Maybe they’re knitting. Or gardening. Or doing it to DVDs full of people with pubic hair. Or — as it’s turning out to be the case — marijuana.
And if you think it’s not your parents, think again. According to the Substance Abuse and Mental Health Services Administration (a division of the U.S. Department of Health and Human Services), illicit drug use among 50- to 64-year-olds has doubled since 2002.
So, what are you going to do to make sure your parents don’t turn on, tune in and drop out … again?
Learn the signs
The first step to pointing out others’ problems is knowing that they have one and then admitting it to them. People aged 50 and above won’t make this easy for you.
Called the Baby Boomers, this set of precocious young elderly people have devised their own lingo for the drugs we take for granted today. They might use strange terms like “grass,” “weed” or “doobies.” Or even refer to it in archaic measurements like “dimes” from a time when people used solid metal coins for currency.

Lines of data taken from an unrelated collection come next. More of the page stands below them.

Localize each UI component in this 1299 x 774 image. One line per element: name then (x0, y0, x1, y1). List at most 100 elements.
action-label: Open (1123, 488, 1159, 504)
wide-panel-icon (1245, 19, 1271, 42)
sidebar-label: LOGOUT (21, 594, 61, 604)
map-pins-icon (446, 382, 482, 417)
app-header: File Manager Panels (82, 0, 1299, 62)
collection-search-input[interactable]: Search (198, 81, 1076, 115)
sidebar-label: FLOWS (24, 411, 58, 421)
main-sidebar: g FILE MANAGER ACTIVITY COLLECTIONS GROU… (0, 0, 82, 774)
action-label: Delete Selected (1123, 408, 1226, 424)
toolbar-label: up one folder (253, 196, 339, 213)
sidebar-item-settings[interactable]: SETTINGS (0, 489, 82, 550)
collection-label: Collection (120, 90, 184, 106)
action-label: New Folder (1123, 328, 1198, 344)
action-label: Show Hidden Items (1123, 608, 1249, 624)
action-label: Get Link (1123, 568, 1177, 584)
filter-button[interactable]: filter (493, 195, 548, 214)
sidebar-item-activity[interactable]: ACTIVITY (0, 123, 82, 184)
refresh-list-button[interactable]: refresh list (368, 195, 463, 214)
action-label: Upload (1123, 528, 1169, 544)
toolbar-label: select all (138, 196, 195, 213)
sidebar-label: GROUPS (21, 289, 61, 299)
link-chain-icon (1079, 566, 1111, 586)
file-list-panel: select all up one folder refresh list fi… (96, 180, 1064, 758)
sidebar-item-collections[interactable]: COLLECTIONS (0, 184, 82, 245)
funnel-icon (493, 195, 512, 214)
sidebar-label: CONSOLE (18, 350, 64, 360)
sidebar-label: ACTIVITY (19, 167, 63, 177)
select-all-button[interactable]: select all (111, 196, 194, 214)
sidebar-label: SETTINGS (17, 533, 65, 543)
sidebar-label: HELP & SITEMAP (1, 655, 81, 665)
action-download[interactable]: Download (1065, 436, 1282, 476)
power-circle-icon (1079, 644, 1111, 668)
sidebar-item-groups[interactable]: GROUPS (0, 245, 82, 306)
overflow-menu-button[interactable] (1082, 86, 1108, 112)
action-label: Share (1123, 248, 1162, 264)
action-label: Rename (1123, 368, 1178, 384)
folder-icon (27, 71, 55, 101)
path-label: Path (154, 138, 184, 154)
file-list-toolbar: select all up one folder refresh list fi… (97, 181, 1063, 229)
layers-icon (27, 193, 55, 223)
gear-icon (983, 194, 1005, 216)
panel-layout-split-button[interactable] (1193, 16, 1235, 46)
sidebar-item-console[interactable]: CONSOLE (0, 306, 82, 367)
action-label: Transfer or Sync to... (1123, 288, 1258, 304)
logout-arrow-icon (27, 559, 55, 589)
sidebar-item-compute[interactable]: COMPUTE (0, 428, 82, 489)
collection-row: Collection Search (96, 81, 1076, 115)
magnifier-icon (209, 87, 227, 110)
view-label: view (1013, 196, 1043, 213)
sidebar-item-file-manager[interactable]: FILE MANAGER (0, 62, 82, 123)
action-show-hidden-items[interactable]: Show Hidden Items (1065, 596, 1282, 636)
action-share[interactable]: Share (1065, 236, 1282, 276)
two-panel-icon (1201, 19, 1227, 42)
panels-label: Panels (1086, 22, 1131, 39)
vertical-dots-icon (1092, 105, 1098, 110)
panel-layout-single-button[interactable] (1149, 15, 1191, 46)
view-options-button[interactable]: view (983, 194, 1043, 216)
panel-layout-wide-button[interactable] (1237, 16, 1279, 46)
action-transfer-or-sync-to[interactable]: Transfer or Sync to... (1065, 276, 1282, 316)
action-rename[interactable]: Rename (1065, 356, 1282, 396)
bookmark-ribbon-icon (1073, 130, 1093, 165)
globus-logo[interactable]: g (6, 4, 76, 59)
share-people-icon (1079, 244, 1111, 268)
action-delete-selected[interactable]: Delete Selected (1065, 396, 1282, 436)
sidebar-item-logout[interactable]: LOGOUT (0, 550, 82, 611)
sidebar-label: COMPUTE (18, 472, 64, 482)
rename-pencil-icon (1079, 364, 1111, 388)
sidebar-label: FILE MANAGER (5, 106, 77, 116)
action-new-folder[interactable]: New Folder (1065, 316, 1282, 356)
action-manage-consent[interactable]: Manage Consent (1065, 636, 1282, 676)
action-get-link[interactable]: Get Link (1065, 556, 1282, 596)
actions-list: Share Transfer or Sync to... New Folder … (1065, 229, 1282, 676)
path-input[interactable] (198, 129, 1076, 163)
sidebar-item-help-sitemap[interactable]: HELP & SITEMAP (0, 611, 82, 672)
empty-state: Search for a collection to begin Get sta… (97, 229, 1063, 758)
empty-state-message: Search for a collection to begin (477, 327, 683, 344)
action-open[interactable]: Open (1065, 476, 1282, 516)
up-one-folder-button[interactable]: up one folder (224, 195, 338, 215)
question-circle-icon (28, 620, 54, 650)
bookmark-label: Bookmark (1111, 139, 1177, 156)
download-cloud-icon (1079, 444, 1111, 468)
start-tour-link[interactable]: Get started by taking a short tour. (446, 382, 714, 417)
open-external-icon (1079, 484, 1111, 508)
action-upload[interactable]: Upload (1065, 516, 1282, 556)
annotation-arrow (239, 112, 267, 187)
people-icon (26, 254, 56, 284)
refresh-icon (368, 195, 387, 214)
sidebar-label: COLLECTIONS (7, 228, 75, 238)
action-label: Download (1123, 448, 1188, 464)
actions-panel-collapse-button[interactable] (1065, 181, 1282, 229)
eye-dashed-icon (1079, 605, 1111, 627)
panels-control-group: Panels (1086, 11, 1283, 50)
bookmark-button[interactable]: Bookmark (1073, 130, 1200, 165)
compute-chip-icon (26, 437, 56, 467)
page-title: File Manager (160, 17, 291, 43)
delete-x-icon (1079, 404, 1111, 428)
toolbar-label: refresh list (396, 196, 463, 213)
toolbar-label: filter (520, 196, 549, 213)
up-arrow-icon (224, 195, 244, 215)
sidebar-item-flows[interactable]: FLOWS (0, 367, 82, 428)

If you think monitoring them online will help you keep tabs on their activities, forget about it. While Boomers may set up Facebook or Twitter accounts, many of them eat meals — or mushrooms — without posting a single picture online. No, not even on Snapchat.
Instead, you’ll have to watch what they do in a space called “offline.” Keep a watch for strange smells emanating from the garage and Frank Zappa music. Or long, aimless car trips when they “just need to drive.” And if they mention that they’re thinking about trying a “B&B,” that is code for “blunts and Beelzebub,” which is when they smoke marijuana and worship lesser Satanic demons.
What to do
The important thing is to remain calm. Loud emotional outbursts — like sob-yelling, “Hypocrites!” — is exactly the kind of thing that triggers the giggles if they’ve just “baked.”
Wait until your parents have suitably mellowed out, and then calmly explain that you know what they’ve been doing and that, when you were your age, you tried marijuana and other drugs, too.
While you can’t outright forbid your parents from taking drugs, you can make sure they know how to do them safely. Ask to meet their dealer, or if medical marijuana is legal in your state, take them to a medical dispensary so that they can learn the safest ways to obtain and use it.
And then, once that’s over, go visit your grandparents and talk to them about chlamydia.